In a RESTful system, you have a Resource Identifier (URL) that you can indicate as an hypermedia reference (link), with which the client can use a standard data fetching verb (GET) to retrieve it directly from the other server.
Of course, in a practical setting the getUserProfile() procedure would return the URL, but that's just an admission of the limitations of RPC vis-a-vis REST.
On the other hand, REST itself has its own problems and limitations, and is certainly not adequate for every use case, as Fielding's dissertation mentions at length.
REST doesn't have a uniform interface in practice, either.
I haven't read the dissertation so I can't really comment on the hypothetical REST (though it is on my reading list now, and not that it really stops anyone else), I can only comment on what, in the real world, passes for a "REST API".
"REST" principles certainly sound nice on paper, but for the most part, it's clear that they're completely implausible to realize in a wide-scale, meaningful way. After over a decade of pro-REST propaganda, people still can't even tell if their interface is "RESTful" or not.

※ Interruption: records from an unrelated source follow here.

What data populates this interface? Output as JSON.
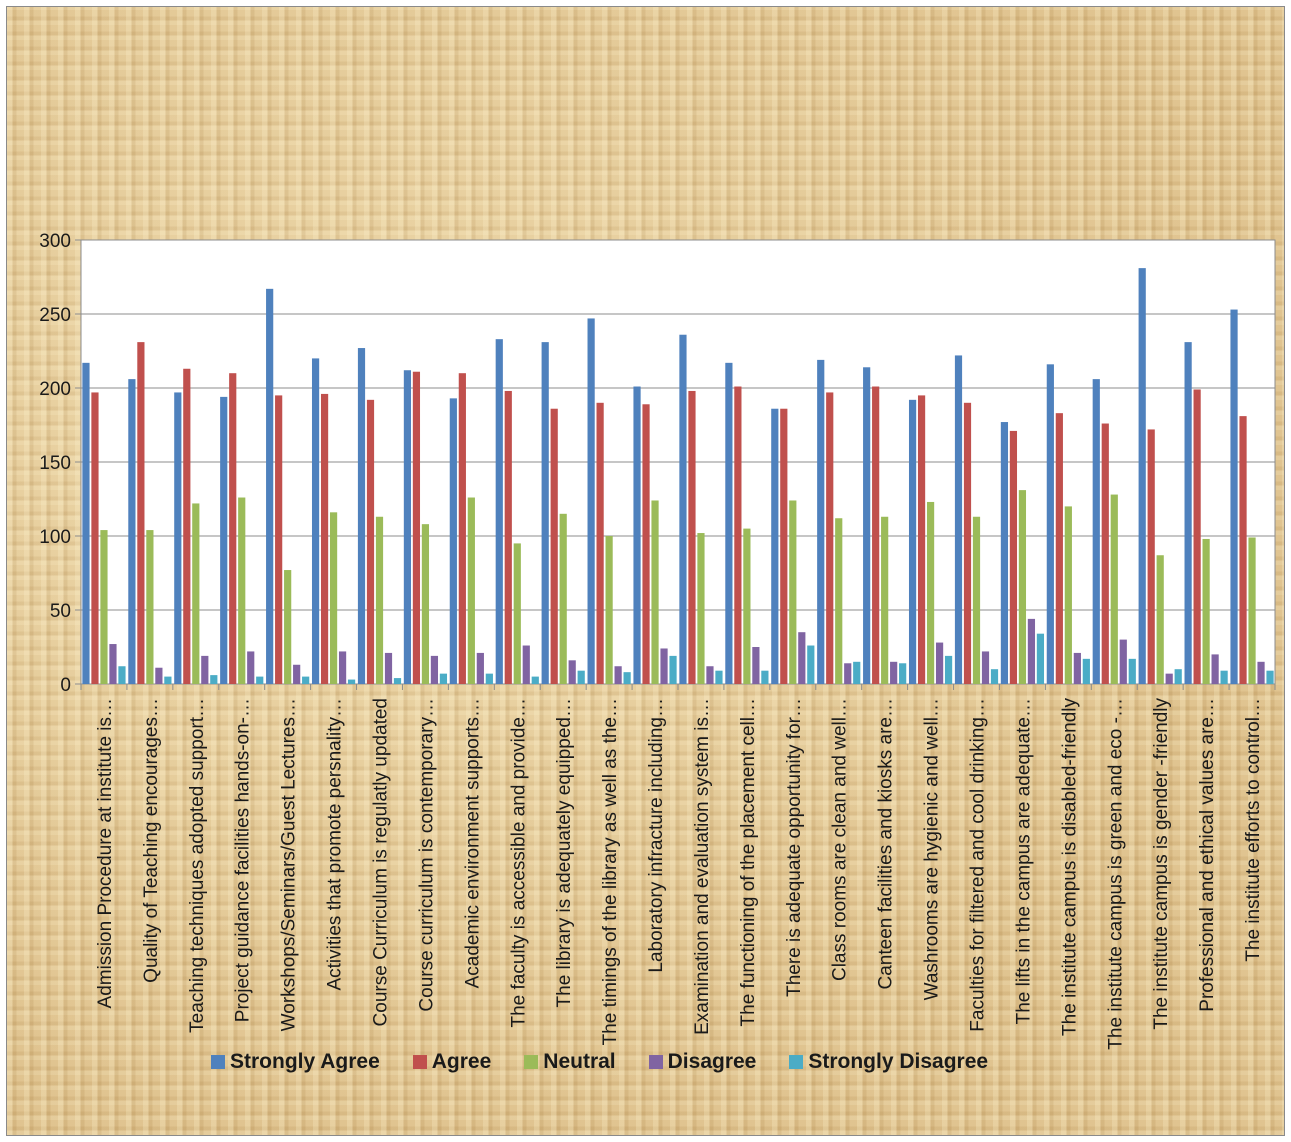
{
  "chart_data": {
    "type": "bar",
    "title": "",
    "xlabel": "",
    "ylabel": "",
    "ylim": [
      0,
      300
    ],
    "yticks": [
      0,
      50,
      100,
      150,
      200,
      250,
      300
    ],
    "grid": true,
    "legend_position": "bottom",
    "categories": [
      "Admission Procedure at institute is…",
      "Quality of Teaching encourages…",
      "Teaching techniques adopted support…",
      "Project guidance facilities hands-on-…",
      "Workshops/Seminars/Guest Lectures…",
      "Activities that promote persnality…",
      "Course Curriculum is regulatly updated",
      "Course curriculum is contemporary…",
      "Academic environment supports…",
      "The faculty is accessible and provide…",
      "The library is adequately equipped…",
      "The timings of the library as well as the…",
      "Laboratory infracture including…",
      "Examination and evaluation system is…",
      "The functioning of the placement cell…",
      "There is adequate opportunity for…",
      "Class rooms are clean and well…",
      "Canteen facilities and kiosks are…",
      "Washrooms are hygienic and well…",
      "Faculties for filtered and cool drinking…",
      "The lifts in the campus are adequate…",
      "The institute campus is disabled-friendly",
      "The institute campus is green and eco -…",
      "The institute campus is gender -friendly",
      "Professional and ethical values are…",
      "The institute efforts to control…"
    ],
    "series": [
      {
        "name": "Strongly Agree",
        "color": "#4f81bd",
        "values": [
          217,
          206,
          197,
          194,
          267,
          220,
          227,
          212,
          193,
          233,
          231,
          247,
          201,
          236,
          217,
          186,
          219,
          214,
          192,
          222,
          177,
          216,
          206,
          281,
          231,
          253
        ]
      },
      {
        "name": "Agree",
        "color": "#c0504d",
        "values": [
          197,
          231,
          213,
          210,
          195,
          196,
          192,
          211,
          210,
          198,
          186,
          190,
          189,
          198,
          201,
          186,
          197,
          201,
          195,
          190,
          171,
          183,
          176,
          172,
          199,
          181
        ]
      },
      {
        "name": "Neutral",
        "color": "#9bbb59",
        "values": [
          104,
          104,
          122,
          126,
          77,
          116,
          113,
          108,
          126,
          95,
          115,
          100,
          124,
          102,
          105,
          124,
          112,
          113,
          123,
          113,
          131,
          120,
          128,
          87,
          98,
          99
        ]
      },
      {
        "name": "Disagree",
        "color": "#8064a2",
        "values": [
          27,
          11,
          19,
          22,
          13,
          22,
          21,
          19,
          21,
          26,
          16,
          12,
          24,
          12,
          25,
          35,
          14,
          15,
          28,
          22,
          44,
          21,
          30,
          7,
          20,
          15
        ]
      },
      {
        "name": "Strongly Disagree",
        "color": "#4bacc6",
        "values": [
          12,
          5,
          6,
          5,
          5,
          3,
          4,
          7,
          7,
          5,
          9,
          8,
          19,
          9,
          9,
          26,
          15,
          14,
          19,
          10,
          34,
          17,
          17,
          10,
          9,
          9
        ]
      }
    ]
  }
}
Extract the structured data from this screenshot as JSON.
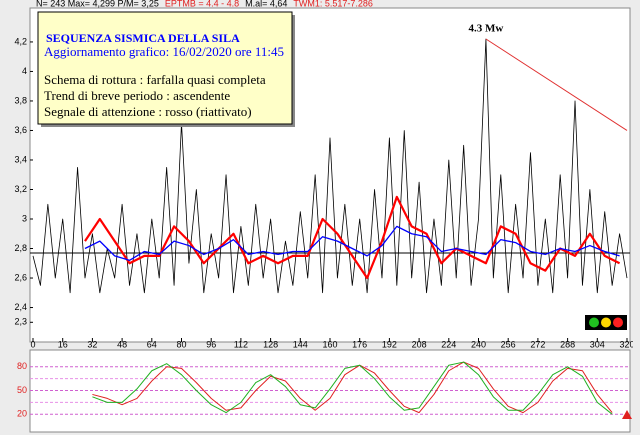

The parts of "REST" that have worked are the two simple basics of HTTP: GETting a resource to read it, or POSTing a resource to write it. Nothing else has really stuck or can be expected to have a uniform meaning (and even POST's behavior will vary, with some doing an upsert-style operation and some accepting it only for new writes and using PUT and/or PATCH for edits). 200 OK means it worked most of the time, but sometimes people will return a plaintext error with it. 404 might mean that the resource is not found, or it might mean that the route is not found/no longer valid (or that it was called with invalid or improperly encoded parameters). There are a bunch of esoteric codes that are used to mean a lot of different things, always depending on who the implementer is.
So the "uniform interface" is just that everyone is using HTTP, to mean all sorts of different things. In practical terms, it doesn't really amount to much, except a lot of blathering over whether something conforms with a theoretical ideal that everyone has already demonstrated they're unwilling to conform to.
REST has been extremely successful, having scaled to billions of services, like the one we're using right now.
"RESTful APIs" have mostly been a failure, I fully agree with you on that. The difference is that I think it's a cultural problem; when people like Licklider sensibly thought about a future wherein computers would learn to talk to each other (of which REST is a first step), as static protocols obviously didn't scale, we proved him wrong by sheer brute force. Watching something like Bret Victor's The Future of Programming, it's hard to miss the giant indictment of our whole profession.
That said, since I know the term is hopelessly lost, I don't push for REST either. Our service uses XML/JSON-RPC.
Of course you can. But x86 machine code doesn't have Monads just because Haskelll can be compiled to it. In both cases, the concepts have to be broken up to be implemented, as they are not meaningful at that level.
Can you please explain. Which REST concept cannot be implemented? I think the problems that REST/SOAP solve,is that the "levels" that you speak about, have already been implemented by someone else. I am talking of serialization, transport level details (e.g. SOAP over JMS) etc. If even transport level abstraction has been taken care of by the implementers, then which concept do you think, cannot be implemented.
Personally, I've always found REST troublesome and overhyped. There's always a few incidents where you spend hours trying to figure out why something isn't working before realizing you had the wrong method on the request. There's no reason the thing you actually want to do to a resource should be tucked away in some header that's not always easy to access or see, it's just asking for trouble.